CHEVY CHASE, Md. (CBSDC/AP) — The large water pipes buried throughout the Maryland suburbs were installed more than 30 years ago, when industry standards weren’t as strict, and are now considered some of the most problematic in the country.
The Washington Post reports that the poor quality of the concrete mains combined with the high volume of water they carry makes them more susceptible to explosions. Furthermore, the D.C. suburbs have more of the potentially dangerous concrete pipes than almost any other area in the country.
One near Connecticut Avenue and Chevy Chase Lake Drive left a 20-foot crater when it exploded March 18.
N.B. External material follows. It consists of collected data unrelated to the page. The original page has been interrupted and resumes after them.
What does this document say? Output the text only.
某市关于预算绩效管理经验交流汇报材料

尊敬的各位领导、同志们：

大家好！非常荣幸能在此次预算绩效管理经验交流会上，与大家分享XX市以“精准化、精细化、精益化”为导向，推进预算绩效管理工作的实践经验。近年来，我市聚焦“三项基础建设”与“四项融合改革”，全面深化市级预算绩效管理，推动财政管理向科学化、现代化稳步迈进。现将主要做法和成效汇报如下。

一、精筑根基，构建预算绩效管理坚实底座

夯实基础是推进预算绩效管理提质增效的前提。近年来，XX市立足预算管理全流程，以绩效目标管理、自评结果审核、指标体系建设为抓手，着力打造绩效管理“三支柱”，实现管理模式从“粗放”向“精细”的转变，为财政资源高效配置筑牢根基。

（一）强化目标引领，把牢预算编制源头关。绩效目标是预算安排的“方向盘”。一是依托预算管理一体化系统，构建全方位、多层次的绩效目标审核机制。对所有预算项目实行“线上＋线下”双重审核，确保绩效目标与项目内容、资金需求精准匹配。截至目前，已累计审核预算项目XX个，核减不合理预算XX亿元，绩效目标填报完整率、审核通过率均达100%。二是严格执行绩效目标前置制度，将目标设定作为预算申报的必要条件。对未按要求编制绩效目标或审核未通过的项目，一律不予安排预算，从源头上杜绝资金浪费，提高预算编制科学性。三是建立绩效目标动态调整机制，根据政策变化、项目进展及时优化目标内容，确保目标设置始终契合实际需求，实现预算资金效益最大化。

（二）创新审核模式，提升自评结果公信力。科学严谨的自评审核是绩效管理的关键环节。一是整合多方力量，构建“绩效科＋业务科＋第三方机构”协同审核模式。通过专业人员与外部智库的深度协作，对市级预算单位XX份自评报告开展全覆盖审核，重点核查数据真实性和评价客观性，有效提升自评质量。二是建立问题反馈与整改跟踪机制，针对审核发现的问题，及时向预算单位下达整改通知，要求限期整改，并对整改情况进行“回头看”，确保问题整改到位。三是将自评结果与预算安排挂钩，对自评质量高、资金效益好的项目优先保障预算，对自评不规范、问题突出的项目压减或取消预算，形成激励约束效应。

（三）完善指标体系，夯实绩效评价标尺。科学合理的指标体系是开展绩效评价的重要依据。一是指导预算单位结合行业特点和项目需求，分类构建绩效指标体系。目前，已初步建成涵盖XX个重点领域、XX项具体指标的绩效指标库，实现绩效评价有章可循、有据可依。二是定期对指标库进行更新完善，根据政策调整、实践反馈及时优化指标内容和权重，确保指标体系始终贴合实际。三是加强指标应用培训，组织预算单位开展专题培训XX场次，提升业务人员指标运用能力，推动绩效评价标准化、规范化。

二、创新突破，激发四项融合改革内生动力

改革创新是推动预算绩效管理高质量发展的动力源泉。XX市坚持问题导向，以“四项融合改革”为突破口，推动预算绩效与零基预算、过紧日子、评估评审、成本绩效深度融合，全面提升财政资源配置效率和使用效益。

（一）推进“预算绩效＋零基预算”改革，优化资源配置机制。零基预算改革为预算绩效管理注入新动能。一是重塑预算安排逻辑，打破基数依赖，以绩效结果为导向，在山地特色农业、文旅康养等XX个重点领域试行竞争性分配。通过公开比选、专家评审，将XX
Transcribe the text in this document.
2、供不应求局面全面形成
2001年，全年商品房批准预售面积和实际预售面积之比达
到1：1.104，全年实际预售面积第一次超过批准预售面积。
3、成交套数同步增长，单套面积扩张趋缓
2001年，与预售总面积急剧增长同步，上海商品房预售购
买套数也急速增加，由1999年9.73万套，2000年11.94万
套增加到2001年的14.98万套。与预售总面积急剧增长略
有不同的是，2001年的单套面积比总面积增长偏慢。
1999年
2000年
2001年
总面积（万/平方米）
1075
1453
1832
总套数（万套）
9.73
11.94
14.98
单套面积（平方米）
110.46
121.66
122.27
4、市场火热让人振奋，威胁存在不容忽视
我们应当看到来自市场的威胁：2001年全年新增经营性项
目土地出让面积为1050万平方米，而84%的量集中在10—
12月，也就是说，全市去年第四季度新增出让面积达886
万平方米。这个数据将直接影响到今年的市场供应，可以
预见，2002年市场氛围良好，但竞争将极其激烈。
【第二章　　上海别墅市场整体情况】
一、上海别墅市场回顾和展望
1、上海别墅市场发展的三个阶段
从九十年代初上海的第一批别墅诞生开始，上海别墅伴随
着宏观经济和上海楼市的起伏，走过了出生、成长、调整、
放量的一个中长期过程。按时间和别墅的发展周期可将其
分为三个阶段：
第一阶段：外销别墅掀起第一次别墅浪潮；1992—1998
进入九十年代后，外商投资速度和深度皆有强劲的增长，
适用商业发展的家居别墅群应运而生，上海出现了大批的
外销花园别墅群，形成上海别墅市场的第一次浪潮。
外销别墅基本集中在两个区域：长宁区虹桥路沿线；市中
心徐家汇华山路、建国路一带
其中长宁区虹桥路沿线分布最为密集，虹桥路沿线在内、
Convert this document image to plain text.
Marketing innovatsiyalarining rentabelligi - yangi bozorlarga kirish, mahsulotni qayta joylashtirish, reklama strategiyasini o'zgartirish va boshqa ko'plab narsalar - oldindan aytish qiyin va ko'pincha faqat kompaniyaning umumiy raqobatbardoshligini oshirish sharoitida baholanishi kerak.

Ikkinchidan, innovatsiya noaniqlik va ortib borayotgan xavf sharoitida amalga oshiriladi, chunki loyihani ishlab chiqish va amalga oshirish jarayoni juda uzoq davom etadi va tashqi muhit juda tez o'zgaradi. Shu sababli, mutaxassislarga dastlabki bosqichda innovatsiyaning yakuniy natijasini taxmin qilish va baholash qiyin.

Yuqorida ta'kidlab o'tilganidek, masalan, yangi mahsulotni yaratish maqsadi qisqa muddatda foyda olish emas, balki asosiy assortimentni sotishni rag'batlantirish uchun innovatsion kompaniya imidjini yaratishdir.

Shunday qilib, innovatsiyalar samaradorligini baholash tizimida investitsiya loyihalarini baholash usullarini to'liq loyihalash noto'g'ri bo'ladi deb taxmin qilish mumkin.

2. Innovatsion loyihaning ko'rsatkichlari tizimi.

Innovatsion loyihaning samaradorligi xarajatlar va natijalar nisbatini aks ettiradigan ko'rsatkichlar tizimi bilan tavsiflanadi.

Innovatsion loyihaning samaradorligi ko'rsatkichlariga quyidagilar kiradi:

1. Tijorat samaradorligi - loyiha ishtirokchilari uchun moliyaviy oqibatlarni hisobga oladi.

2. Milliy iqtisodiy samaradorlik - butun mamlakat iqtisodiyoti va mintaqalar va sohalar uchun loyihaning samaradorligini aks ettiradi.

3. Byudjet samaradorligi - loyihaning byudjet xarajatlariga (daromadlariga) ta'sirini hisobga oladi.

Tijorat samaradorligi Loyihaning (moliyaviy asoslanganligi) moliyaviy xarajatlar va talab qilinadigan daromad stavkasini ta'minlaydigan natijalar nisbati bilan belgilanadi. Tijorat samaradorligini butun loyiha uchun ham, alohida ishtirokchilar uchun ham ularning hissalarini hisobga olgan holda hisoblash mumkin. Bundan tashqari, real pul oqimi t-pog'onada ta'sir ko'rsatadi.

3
The 60-inch break also shot water as high as 30 feet into the air and completely closed the roadway for hours. The enormous force of the break created a massive hole, washed out portions of the road, and brought down traffic lights. Mandatory water restrictions were in place for several days in Montgomery and Prince George’s counties.
The Washington Suburban Sanitary Commission said then that the break was likely caused the break by an aging infrastructure.
There’s concern about similar explosions happening in residential areas, beneath land that was vacant when the pipes were initially installed. A total of nine pipe explosions have already occurred since 1996, The Post report says.
Replacing the hundreds of miles of pipe would cost close to $3 billion.